For all datasets also parsimony analyses were conducted in Paup* using a two-step heuristic search as described in Blattner34 for the ITS_303 dataset, including all 303 individuals, with the searches restricted to a maximum number of 10,000 trees. Heuristic searches with 25 random-addition-sequences were conducted for ITS_106, including one individual per species. Here as well a for ycf1 and the combined ITS + ycf1 datasets no maximum tree number restrictions were imposed. To test clade support bootstrap analyses were run on all datasets with re-sampling the large ITS_303 dataset 250 times, all other datasets 500 times with the same settings as before, except that we did not use random-addition sequences. Maximum-likelihood analyses of the ITS and combined ITS + ycf1 datasets were conducted in RAxML 60 using the GTRGAMMA setting and 500 bootstrap re-samples to estimate branch support values.
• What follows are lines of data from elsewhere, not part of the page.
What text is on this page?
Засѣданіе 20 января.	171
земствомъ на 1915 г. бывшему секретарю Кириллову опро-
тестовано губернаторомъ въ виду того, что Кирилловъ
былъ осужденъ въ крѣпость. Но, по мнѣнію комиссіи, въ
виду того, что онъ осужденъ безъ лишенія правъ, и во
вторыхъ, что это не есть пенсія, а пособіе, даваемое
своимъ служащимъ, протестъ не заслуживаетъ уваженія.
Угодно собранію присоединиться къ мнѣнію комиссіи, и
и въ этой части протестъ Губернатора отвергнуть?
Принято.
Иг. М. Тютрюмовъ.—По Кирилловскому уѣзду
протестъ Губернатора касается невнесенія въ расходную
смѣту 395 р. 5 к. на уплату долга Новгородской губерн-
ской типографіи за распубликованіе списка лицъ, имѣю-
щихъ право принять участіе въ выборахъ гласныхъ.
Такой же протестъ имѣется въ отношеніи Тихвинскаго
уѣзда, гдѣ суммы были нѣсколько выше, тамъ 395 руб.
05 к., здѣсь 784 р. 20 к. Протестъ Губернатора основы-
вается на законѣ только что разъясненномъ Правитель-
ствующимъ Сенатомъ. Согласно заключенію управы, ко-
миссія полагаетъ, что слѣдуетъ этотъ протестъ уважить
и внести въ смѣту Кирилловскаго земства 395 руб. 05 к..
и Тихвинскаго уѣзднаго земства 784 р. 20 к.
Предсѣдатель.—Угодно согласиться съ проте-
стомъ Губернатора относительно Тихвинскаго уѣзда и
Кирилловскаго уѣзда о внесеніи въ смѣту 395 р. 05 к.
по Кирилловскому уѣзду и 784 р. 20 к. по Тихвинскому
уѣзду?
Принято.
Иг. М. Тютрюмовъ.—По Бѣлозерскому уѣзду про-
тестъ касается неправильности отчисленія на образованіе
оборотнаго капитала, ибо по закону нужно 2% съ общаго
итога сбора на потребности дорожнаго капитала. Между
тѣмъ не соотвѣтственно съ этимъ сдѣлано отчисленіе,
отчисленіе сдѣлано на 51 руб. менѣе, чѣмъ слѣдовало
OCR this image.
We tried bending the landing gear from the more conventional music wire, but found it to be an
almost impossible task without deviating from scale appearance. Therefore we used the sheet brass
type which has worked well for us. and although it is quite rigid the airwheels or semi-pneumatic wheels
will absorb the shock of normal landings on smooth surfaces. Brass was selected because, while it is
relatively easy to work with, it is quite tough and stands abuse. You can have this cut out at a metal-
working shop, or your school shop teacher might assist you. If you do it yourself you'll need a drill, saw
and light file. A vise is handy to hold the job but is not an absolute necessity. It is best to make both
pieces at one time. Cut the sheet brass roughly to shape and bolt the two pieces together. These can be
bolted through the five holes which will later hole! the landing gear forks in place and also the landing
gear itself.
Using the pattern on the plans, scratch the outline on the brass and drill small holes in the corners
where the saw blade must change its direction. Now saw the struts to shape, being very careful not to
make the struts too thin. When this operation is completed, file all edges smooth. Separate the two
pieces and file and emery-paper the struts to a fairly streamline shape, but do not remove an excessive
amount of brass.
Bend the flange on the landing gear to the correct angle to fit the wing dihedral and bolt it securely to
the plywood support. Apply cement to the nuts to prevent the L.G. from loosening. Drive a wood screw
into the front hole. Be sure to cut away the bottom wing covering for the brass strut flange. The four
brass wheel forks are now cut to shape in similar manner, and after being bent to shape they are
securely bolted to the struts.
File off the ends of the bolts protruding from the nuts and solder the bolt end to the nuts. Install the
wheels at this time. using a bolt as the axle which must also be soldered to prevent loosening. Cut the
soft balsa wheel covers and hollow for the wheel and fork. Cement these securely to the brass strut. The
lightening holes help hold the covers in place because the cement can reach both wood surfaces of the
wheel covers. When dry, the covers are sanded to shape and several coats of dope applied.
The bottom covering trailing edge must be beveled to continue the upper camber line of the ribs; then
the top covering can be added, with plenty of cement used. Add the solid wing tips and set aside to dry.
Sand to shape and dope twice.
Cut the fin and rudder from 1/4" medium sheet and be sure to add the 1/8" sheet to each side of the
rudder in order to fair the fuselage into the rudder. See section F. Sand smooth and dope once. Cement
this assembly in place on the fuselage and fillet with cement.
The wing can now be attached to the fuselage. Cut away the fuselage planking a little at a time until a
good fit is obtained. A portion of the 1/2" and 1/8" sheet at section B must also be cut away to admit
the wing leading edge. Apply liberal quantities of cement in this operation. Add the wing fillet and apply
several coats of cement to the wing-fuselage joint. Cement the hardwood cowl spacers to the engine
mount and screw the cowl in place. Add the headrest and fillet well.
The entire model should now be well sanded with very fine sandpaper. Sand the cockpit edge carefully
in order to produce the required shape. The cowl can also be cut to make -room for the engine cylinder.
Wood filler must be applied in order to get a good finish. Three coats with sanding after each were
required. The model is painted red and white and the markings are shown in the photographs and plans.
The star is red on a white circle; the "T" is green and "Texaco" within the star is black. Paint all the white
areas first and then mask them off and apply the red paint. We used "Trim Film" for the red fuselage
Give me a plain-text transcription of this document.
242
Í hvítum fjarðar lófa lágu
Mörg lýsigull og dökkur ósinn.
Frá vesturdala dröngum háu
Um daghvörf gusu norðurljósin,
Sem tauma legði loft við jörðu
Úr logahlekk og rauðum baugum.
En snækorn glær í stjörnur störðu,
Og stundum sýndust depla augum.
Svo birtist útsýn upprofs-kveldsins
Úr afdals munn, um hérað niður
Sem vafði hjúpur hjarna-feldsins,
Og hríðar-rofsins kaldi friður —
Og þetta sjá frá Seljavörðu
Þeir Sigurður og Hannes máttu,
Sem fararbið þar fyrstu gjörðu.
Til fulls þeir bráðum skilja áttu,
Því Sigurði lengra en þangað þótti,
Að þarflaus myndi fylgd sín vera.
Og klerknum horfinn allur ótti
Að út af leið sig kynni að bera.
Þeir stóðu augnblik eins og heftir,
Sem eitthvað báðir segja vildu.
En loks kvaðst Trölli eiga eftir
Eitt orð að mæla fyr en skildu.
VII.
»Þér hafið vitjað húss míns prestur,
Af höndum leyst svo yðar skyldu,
Divergence time estimations

To roughly estimate clade ages and divergence times within the analyzed taxa, we used a crown-group age of 12.4 My, given by Wojciechowski32, as secondary calibration point for Astragalus including Biserrula pelecinus. We used Beast 2.4.361 to analyze the dataset of ITS sequences (ITS_106) with K80 + G as model of sequence evolution, a random local clock62, and the calibrated Yule prior63,64. The node age was defined as a normal-distributed prior (12.4 ± 1.45 My, 95% distribution interval). Monophyly was enforced for the Astragalus clade including Biserrula pelecinus, as this taxon according to Wojciechowski32, Podlech and Zarre7 and also the results of our study falls into Astragalus. Three independent analyses were run for 20 million generations each, sampling every 1000 generations. Effective sample size (ESS) and convergence of the analyses were assessed using Tracer 1.6 (part of the Beast package). Appropriate burn-ins were estimated from each trace file, discarded and all analyses were combined with LogCombiner (part of the Beast package). A maximum clade credibility (MCC) tree was summarized with TreeAnnotator (part of the Beast package) using the option “Common Ancestor heights” for the nodes.